Published on: February 18, 2014
by Debra Weiner for Scientific American:
An active lifestyle improves brain health, scientists have long believed. The studies bear this out: physical, intellectual and social activity—or “environmental enrichment,” in the parlance—enhances learning and memory and protects against aging and neurological disease.
Recent research suggests one benefit of environmental enrichment at the cellular level: it repairs brain myelin, the protective insulation surrounding axons, or nerve fibers, which can be lost because of aging, injury or diseases such as multiple sclerosis.
Researchers think exosomes might find use as biomarkers for diagnosing diseases or as vehicles to deliver cancer drugs or other therapeutic agents.
The exosomes produced during environmental enrichment carry microRNAs—small pieces of genetic material—which appear to instruct immature cells in the brain to develop into myelin-making cells called oligodendrocytes.
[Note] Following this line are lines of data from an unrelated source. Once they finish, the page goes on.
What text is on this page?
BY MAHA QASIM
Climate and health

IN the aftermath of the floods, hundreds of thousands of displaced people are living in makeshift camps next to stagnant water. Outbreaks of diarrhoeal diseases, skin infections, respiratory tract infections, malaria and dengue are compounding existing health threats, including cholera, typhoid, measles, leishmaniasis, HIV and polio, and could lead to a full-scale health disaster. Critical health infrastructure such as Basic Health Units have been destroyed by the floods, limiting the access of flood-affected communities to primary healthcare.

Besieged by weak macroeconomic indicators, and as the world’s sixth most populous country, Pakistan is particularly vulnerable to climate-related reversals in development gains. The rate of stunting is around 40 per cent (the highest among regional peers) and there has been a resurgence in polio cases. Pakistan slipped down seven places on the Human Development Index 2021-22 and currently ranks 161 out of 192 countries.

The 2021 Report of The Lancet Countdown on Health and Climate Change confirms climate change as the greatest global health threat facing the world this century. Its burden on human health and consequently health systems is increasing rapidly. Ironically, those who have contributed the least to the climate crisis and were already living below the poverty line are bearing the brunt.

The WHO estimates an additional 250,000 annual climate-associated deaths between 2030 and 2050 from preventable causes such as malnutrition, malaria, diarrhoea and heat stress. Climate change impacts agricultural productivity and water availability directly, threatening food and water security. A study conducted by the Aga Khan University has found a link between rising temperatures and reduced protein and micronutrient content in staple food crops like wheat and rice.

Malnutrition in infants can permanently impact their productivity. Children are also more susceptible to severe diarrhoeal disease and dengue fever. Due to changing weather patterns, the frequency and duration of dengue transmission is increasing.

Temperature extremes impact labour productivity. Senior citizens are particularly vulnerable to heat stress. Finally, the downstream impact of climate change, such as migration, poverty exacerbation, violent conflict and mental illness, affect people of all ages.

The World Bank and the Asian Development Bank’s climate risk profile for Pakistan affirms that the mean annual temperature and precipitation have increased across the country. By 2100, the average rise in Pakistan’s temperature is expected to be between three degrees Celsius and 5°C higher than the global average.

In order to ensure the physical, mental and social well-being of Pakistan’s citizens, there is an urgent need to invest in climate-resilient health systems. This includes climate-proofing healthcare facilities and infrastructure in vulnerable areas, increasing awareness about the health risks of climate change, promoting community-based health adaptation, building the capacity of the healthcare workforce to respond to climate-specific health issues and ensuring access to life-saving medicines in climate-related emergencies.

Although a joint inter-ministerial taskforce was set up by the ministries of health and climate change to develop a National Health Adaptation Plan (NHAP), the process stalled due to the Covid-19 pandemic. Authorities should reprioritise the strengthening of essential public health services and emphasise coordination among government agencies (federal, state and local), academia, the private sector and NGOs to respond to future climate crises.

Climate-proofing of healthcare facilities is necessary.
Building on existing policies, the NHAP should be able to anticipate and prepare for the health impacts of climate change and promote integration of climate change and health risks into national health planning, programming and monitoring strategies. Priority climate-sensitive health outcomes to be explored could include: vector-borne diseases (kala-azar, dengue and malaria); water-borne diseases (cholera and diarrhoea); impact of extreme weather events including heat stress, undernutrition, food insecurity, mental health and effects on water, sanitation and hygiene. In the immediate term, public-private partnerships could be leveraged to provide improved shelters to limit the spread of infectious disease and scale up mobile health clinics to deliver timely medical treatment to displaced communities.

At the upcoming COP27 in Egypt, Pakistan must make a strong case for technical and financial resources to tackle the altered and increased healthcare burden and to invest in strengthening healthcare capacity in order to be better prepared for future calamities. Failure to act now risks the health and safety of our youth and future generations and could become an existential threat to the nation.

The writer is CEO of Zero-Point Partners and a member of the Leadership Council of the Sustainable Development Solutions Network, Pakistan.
When researchers at the University of Chicago withdrew exosomes from the blood of rats and administered them to aging animals, the older rats’ myelin levels rose by 62 percent, the team reported in February in Glia.
The researchers also discovered how to generate exosomes outside the body, making them on demand for potential therapies. By stimulating immune cells from bone marrow, the group was able to “mimic Mother Nature’s environmental enrichment in a dish,” says Richard Kraig, a professor of neurology at Chicago.
Kraig’s team is now exploring how to craft exosomes into a treatment for multiple sclerosis. The lab-grown exosomes stimulated myelin production in a sample of rat brain tissue intended to simulate multiple sclerosis damage, returning myelin levels to 77 percent of normal, Kraig and his colleagues recently reported in the Journal of Neuroimmunology.
The next step is to see if exosomes harvested from immune cells work as effectively in live animals with the disease, says team member Aya Pusic, a Ph.D. candidate in neurobiology. With any luck, Pusic says, the research could progress to human tests in five years.